Non-residents trading in the UK: 'Machinery' provisions for assessment and collection via UK representatives: What assessments should be raised and how is that done?
As already explained above (INTM268030)) both the non-resident and their UK representative have a personal responsibility for the tax obligations and liabilities arising from the UK permanent establishment / branch or agency. Either party is able to discharge those obligations and liabilities. So we can assess either or both parties if necessary. Once one party has paid, the personal responsibility on the other party lapses for that self assessment period. Obviously in cases where self assessments are returned by or for a non-resident taxpayer and tax payments are made at the appropriate times no further action would be needed.
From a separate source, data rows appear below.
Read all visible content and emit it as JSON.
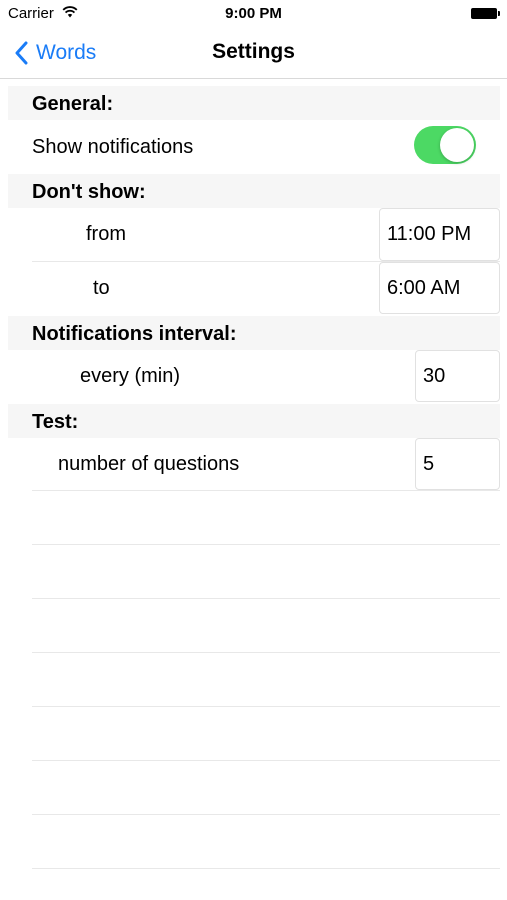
{
  "status_bar": {
    "carrier": "Carrier",
    "time": "9:00 PM"
  },
  "nav": {
    "back_label": "Words",
    "title": "Settings"
  },
  "sections": {
    "general": "General:",
    "dont_show": "Don't show:",
    "interval": "Notifications interval:",
    "test": "Test:"
  },
  "rows": {
    "show_notifications": {
      "label": "Show notifications",
      "enabled": true
    },
    "from": {
      "label": "from",
      "value": "11:00 PM"
    },
    "to": {
      "label": "to",
      "value": "6:00 AM"
    },
    "every": {
      "label": "every (min)",
      "value": "30"
    },
    "questions": {
      "label": "number of questions",
      "value": "5"
    }
  },
  "colors": {
    "accent": "#1a7cf7",
    "toggle_on": "#4cd964",
    "section_bg": "#f6f6f6"
  },
  "icons": {
    "back": "chevron-left-icon",
    "wifi": "wifi-icon",
    "battery": "battery-icon"
  }
}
This guidance concerns the practicalities of how to handle cases where obligations and liabilities are not met.
Because the UK representative is personally responsible for the non-resident’s tax obligations and liabilities, a unique tax reference should be allocated to the UK representative in that capacity. Where the UK representative is an agent (rather than a branch or fixed place of business permanent establishment) that unique tax reference should be a distinct and different reference to the one allocated to the agent for their own business. Non-resident companies intending to set up places of business in the UK are obliged to notify Companies House (see Self assessment at INTM261000). The consequential process in place automatically generates tax references and allocates them to the office responsible for the UK registered office address. Where that process has not happened, or for non-corporates, a taxpayer record with unique tax reference will need to be created on notification or discovery of liability.
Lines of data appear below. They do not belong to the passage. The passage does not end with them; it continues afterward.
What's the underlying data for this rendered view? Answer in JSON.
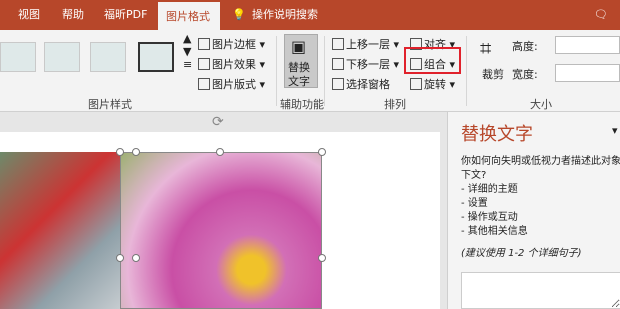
{
  "tabs": {
    "view": "视图",
    "help": "帮助",
    "pdf": "福昕PDF",
    "format": "图片格式",
    "tellme": "操作说明搜索"
  },
  "style_group": {
    "border": "图片边框",
    "effects": "图片效果",
    "layout": "图片版式",
    "label": "图片样式"
  },
  "access": {
    "alt_btn_line1": "替换",
    "alt_btn_line2": "文字",
    "label": "辅助功能"
  },
  "arrange": {
    "forward": "上移一层",
    "backward": "下移一层",
    "pane": "选择窗格",
    "align": "对齐",
    "group": "组合",
    "rotate": "旋转",
    "label": "排列"
  },
  "size": {
    "crop": "裁剪",
    "height_label": "高度:",
    "width_label": "宽度:",
    "label": "大小"
  },
  "alt_pane": {
    "title": "替换文字",
    "desc_line1": "你如何向失明或低视力者描述此对象",
    "desc_line2": "下文?",
    "items": [
      "- 详细的主题",
      "- 设置",
      "- 操作或互动",
      "- 其他相关信息"
    ],
    "hint": "(建议使用 1-2 个详细句子)"
  }
}
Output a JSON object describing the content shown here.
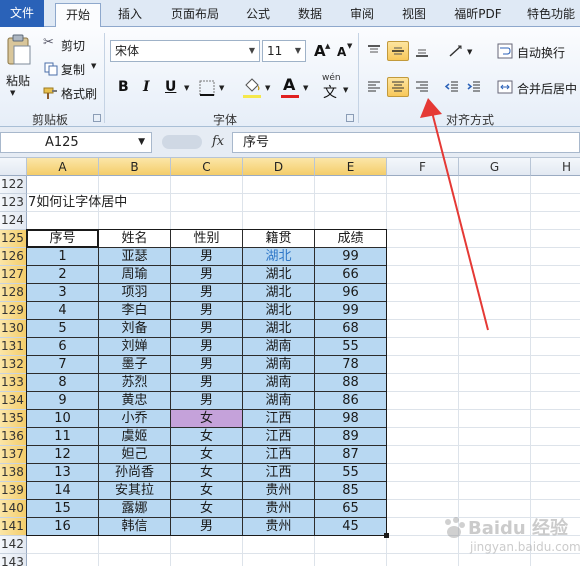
{
  "ribbon_tabs": [
    "文件",
    "开始",
    "插入",
    "页面布局",
    "公式",
    "数据",
    "审阅",
    "视图",
    "福昕PDF",
    "特色功能"
  ],
  "clipboard": {
    "paste": "粘贴",
    "cut": "剪切",
    "copy": "复制",
    "format_painter": "格式刷",
    "group_label": "剪贴板"
  },
  "font": {
    "name": "宋体",
    "size": "11",
    "bold": "B",
    "italic": "I",
    "underline": "U",
    "phonetic": "wén",
    "phonetic_char": "文",
    "grow": "A",
    "shrink": "A",
    "group_label": "字体"
  },
  "alignment": {
    "wrap_text": "自动换行",
    "merge_center": "合并后居中",
    "group_label": "对齐方式",
    "selected": [
      "top-middle",
      "center"
    ]
  },
  "formula_bar": {
    "name_box": "A125",
    "fx": "fx",
    "content": "序号"
  },
  "columns": [
    "A",
    "B",
    "C",
    "D",
    "E",
    "F",
    "G",
    "H"
  ],
  "rows": [
    "122",
    "123",
    "124",
    "125",
    "126",
    "127",
    "128",
    "129",
    "130",
    "131",
    "132",
    "133",
    "134",
    "135",
    "136",
    "137",
    "138",
    "139",
    "140",
    "141",
    "142",
    "143"
  ],
  "sheet_title": "7如何让字体居中",
  "table": {
    "headers": [
      "序号",
      "姓名",
      "性别",
      "籍贯",
      "成绩"
    ],
    "rows": [
      [
        "1",
        "亚瑟",
        "男",
        "湖北",
        "99"
      ],
      [
        "2",
        "周瑜",
        "男",
        "湖北",
        "66"
      ],
      [
        "3",
        "项羽",
        "男",
        "湖北",
        "96"
      ],
      [
        "4",
        "李白",
        "男",
        "湖北",
        "99"
      ],
      [
        "5",
        "刘备",
        "男",
        "湖北",
        "68"
      ],
      [
        "6",
        "刘婵",
        "男",
        "湖南",
        "55"
      ],
      [
        "7",
        "墨子",
        "男",
        "湖南",
        "78"
      ],
      [
        "8",
        "苏烈",
        "男",
        "湖南",
        "88"
      ],
      [
        "9",
        "黄忠",
        "男",
        "湖南",
        "86"
      ],
      [
        "10",
        "小乔",
        "女",
        "江西",
        "98"
      ],
      [
        "11",
        "虞姬",
        "女",
        "江西",
        "89"
      ],
      [
        "12",
        "妲己",
        "女",
        "江西",
        "87"
      ],
      [
        "13",
        "孙尚香",
        "女",
        "江西",
        "55"
      ],
      [
        "14",
        "安其拉",
        "女",
        "贵州",
        "85"
      ],
      [
        "15",
        "露娜",
        "女",
        "贵州",
        "65"
      ],
      [
        "16",
        "韩信",
        "男",
        "贵州",
        "45"
      ]
    ]
  },
  "watermark": {
    "line1": "Baidu 经验",
    "line2": "jingyan.baidu.com"
  },
  "colors": {
    "file_tab": "#2a62b8",
    "table_fill": "#b8d8f2",
    "highlight_cell": "#c5a2da",
    "annotation_arrow": "#e53935",
    "selected_button": "#f8c85a"
  }
}
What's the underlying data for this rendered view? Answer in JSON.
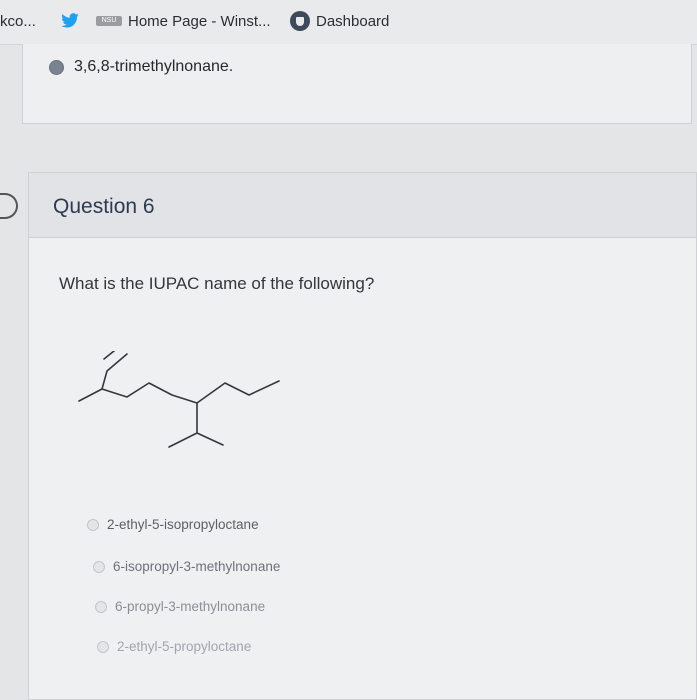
{
  "bookmarks": {
    "item1": "kco...",
    "item3": "Home Page - Winst...",
    "item3_icon_text": "NSU",
    "item4": "Dashboard"
  },
  "previous_question": {
    "selected_answer": "3,6,8-trimethylnonane."
  },
  "question": {
    "title": "Question 6",
    "text": "What is the IUPAC name of the following?",
    "options": [
      {
        "label": "2-ethyl-5-isopropyloctane"
      },
      {
        "label": "6-isopropyl-3-methylnonane"
      },
      {
        "label": "6-propyl-3-methylnonane"
      },
      {
        "label": "2-ethyl-5-propyloctane"
      }
    ]
  }
}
The High Court held in the case of Tischler v Apthorpe [2TC89] that a non-resident could be assessed directly “wherever he could be reached” including the UK branch address. The decision in that case was that an assessment raised directly on the non-resident at the UK branch address was valid, even though there was also a UK representative who could have been assessed under the machinery provisions (for the TMA70 version see INTM268010). It is probably unusual for a non-resident to have both a physical UK branch and an appointed UK agent but the reasoning in that case supports the equal validity of assessments made on the non-resident either directly at their UK branch or at the overseas address. In that case, of course, the UK agent could not be responsible for the tax assessed as he had not been notified.
So, on a practical level, assessments should be addressed in the manner most suited to the facts of the case and with the object of informing the relevant persons of the liability and securing the necessary payment of tax. Depending upon how near to expiry the assessing time limits are this could include any but possibly all of the following:
Assessment for a branch or fixed place of business in the UK
- Assess in the name of the non-resident individual or company at the UK business address.
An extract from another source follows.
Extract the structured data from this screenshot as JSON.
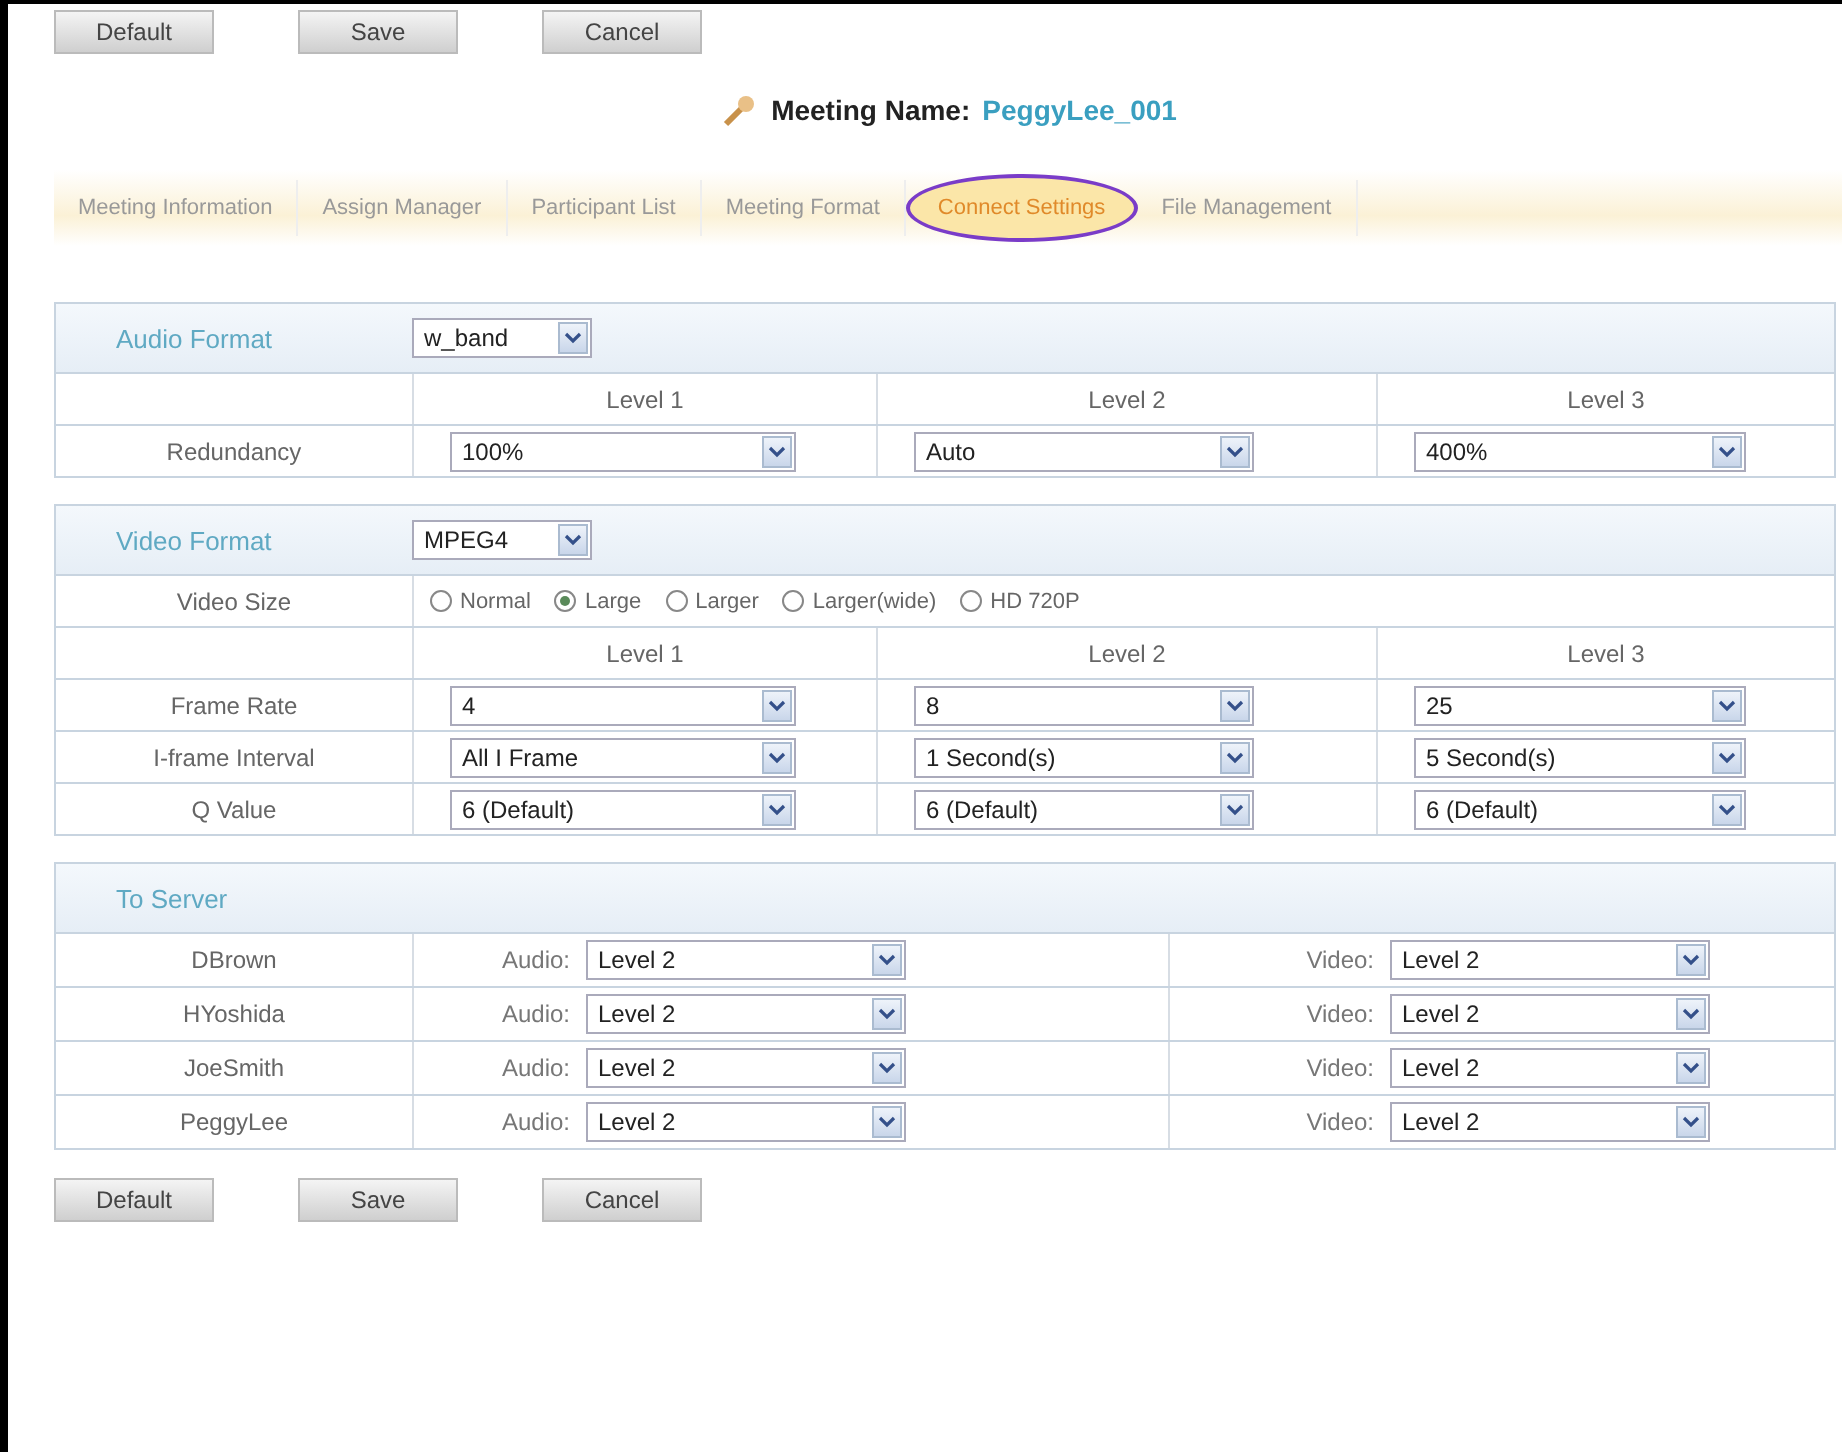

- Send a copy also, for information, to the non-resident’s address abroad if known.
- Assess any person who clearly has the capacity of ‘UK representative’ e.g. the manager of the UK operations, as ‘Mr X as UK representative of XYZ’.
Assessment for UK trade carried out through an agent
- Assess in the form ‘Mr X as agent for XYZ’ sent to the agent’s address.
- Send a copy of the assessment on the agent, for information, to the non-resident at their address abroad if known.
- Assess the non-resident individual or company at their address abroad if known.
Partners and partnerships
Where the UK representative is a UK partnership, the partnership itself is the UK representative. In such circumstances the partners in the UK partnership will be jointly liable for the tax payable by the non-resident. It follows that any assessment that is required should be made on the partnership as agent for the non-resident. Where a non-resident is a partner in a partnership which trades in the UK directly, typically through a UK branch or fixed place of business, the form of assessment depends on whether there is a partner resident in the UK. If there is a UK resident partner the assessment should be made on the partnership as a whole but the UK resident partner will be jointly liable for the tax payable by the entire partnership. Where there is no UK resident partner then assessments on the branch profits of the non-resident partners should be made on the UK branch of the partnership.
Where the trading activities in the UK have ceased, the UK permanent establishment / branch or agency retains the obligations and liabilities as the UK representative even after the cessation. This provision is at ITA07/S835E Rule1 and ITTOIA05/Sch6 Para 3 (old FA95/S126 (3)) for income tax and at CTA10/S969(3) Rule 3 (old FA03/S150(2)(c)) for corporation tax. So assessments can still be raised on the UK representative subject to the usual assessing time limits. Where however the trading was conducted through a branch or fixed place of business and that presence has discontinued there may be difficulties identifying any person as the UK representative or any assets within the UK upon which recovery may rely. It is therefore recommended that assessments for such UK branches are raised and tax brought into charge at as early a stage as possible.
Additionally, by EU Directive member states of the European Union are able to seek the assistance of another member state in the recovery of direct and indirect taxes (see the guidance at DMBM560010).